In the song’s lyrics, it is obvious to recognize flattering sayings such as “making history” and “working for victory”. Those sayings are good examples of stroking because propagandists wanted women to believe that their country cannot defeat their enemies without women’s help. The aim of that propaganda was to encourage women for heavy “male jobs” but most of women preferred to work in different sectors of economy. With the help of that propaganda, the number of working women rapidly increased to 20 million between 1940 and 1944.

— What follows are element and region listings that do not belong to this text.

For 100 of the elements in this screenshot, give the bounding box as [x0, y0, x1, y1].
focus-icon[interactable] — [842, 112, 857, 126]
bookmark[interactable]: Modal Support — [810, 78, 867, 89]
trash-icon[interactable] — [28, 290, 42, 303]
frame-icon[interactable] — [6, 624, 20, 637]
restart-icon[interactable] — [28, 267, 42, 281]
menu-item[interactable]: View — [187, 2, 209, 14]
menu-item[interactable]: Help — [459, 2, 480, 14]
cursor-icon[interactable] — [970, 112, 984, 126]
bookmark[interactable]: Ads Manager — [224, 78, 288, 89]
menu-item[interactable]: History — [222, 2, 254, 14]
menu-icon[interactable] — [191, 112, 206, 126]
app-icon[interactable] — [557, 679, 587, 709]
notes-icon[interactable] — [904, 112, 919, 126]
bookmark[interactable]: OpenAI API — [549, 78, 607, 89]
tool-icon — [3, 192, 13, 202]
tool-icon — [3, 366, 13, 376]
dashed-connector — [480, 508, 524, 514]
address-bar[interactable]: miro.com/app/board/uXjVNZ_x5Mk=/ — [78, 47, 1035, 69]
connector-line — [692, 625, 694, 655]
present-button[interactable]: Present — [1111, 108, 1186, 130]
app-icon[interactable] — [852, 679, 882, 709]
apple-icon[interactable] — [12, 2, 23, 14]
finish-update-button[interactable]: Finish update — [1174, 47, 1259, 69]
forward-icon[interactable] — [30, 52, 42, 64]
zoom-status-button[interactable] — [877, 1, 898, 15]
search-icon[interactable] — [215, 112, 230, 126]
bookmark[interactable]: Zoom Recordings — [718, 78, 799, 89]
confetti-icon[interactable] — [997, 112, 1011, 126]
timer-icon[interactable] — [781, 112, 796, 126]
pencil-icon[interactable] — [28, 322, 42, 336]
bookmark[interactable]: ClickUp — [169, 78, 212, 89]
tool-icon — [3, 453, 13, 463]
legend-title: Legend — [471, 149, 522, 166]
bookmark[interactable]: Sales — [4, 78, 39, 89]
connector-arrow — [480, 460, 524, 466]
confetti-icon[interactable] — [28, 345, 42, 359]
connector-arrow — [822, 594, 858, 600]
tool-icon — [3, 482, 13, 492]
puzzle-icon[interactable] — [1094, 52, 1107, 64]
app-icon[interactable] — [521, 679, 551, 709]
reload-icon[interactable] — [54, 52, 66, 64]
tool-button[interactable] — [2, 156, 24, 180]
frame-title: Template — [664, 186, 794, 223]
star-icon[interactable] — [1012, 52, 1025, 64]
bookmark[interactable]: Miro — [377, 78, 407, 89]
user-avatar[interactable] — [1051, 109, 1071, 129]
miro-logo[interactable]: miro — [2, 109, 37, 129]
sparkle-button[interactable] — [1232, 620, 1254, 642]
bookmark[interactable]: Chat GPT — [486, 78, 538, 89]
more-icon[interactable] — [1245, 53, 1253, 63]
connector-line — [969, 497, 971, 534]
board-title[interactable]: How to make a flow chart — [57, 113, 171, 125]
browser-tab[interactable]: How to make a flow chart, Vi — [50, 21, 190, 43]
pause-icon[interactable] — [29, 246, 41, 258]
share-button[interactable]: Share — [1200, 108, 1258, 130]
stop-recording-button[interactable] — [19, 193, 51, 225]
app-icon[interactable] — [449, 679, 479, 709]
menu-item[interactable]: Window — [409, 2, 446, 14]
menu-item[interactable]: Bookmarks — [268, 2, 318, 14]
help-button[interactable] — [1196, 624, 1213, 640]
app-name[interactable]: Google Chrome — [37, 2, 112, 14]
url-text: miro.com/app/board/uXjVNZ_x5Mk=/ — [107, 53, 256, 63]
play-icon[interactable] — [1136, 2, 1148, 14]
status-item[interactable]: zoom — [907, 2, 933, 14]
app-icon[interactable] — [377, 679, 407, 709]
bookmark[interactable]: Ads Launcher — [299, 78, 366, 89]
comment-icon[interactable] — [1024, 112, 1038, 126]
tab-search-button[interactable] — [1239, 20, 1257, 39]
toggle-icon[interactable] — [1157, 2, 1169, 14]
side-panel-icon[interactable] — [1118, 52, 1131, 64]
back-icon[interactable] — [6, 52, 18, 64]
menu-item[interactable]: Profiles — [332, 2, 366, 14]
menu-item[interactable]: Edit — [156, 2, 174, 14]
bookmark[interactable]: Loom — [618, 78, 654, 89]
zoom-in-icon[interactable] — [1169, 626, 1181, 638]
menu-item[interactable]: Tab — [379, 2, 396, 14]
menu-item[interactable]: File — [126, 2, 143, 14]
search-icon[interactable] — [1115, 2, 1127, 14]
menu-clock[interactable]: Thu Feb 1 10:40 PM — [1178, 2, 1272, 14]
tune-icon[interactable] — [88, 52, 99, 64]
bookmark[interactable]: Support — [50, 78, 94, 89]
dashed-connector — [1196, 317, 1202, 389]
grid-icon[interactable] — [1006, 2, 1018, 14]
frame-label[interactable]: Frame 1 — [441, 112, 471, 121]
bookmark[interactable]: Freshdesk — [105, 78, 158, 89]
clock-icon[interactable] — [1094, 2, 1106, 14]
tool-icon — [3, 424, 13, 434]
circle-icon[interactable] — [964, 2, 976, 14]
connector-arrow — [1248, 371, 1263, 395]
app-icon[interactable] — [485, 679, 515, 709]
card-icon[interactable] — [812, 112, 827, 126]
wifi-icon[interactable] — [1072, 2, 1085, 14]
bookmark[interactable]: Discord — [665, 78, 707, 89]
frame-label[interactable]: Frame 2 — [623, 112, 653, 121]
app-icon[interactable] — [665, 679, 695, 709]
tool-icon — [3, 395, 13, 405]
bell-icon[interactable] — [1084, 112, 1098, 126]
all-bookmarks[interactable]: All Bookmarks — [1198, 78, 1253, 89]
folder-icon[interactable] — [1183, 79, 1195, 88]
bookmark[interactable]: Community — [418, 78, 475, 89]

The increase was more than half of women who were working already. African American women was a big part of those women who most affected by the need of women workers. Maybe this propaganda did not aim its other consequences but the diversity between whites and blacks strongly recognized during that time and the process of equality in social life started because everybody were together for their country. Bandwagon was another aim of that propaganda. By using the posters of Rosie the Riveter, many women were quickly convinced that they had a duty to enter those works.
In that patriotic movement all over the country, women mostly wanted to be the part of that movement because they would not want to be called as a “traitor” or something indirect. Although women were in harder conditions than men, they did not quit. For example, the weekly payments of women were less than men’s. While men were paid $54. 65, women were paid about $50. After the war, USA continued using that propaganda because it was very successful. There was a documentary film named “The Life and Times of Rosie the Riveter” in 1981 to keep the memory of “Rosie” fresh.
Many computer games, films and companies referred to this American icon to keep people’s interest. For instance, Hollywood actress Jane Withers were playing in a commercial TV series called “Comet” as “Josephine the Plumber”. The commercial started in the 1960s and end in 1970s. It was popular because the character was representing “Rosie”. Propaganda was very popular in the history, and it is still very popular. From media to politics, it is not avoidable to run into some tactics of propaganda in every economic business and political party. Every one or group has their own basics of propaganda.
The way of protecting yourself from the bad results of propaganda is asking questions and not believing whatever said. People may have different ideas and the acts of war are good example of that difference, sadly. While being respectful to other people’s ideas, you must be able to create your own perspective and believe it. You do not have to always have different or opposite ideas because your ideas can be also same as propagandists’. The fact that if you have no idea about what is going on, it becomes easier to be puppets of propagandists.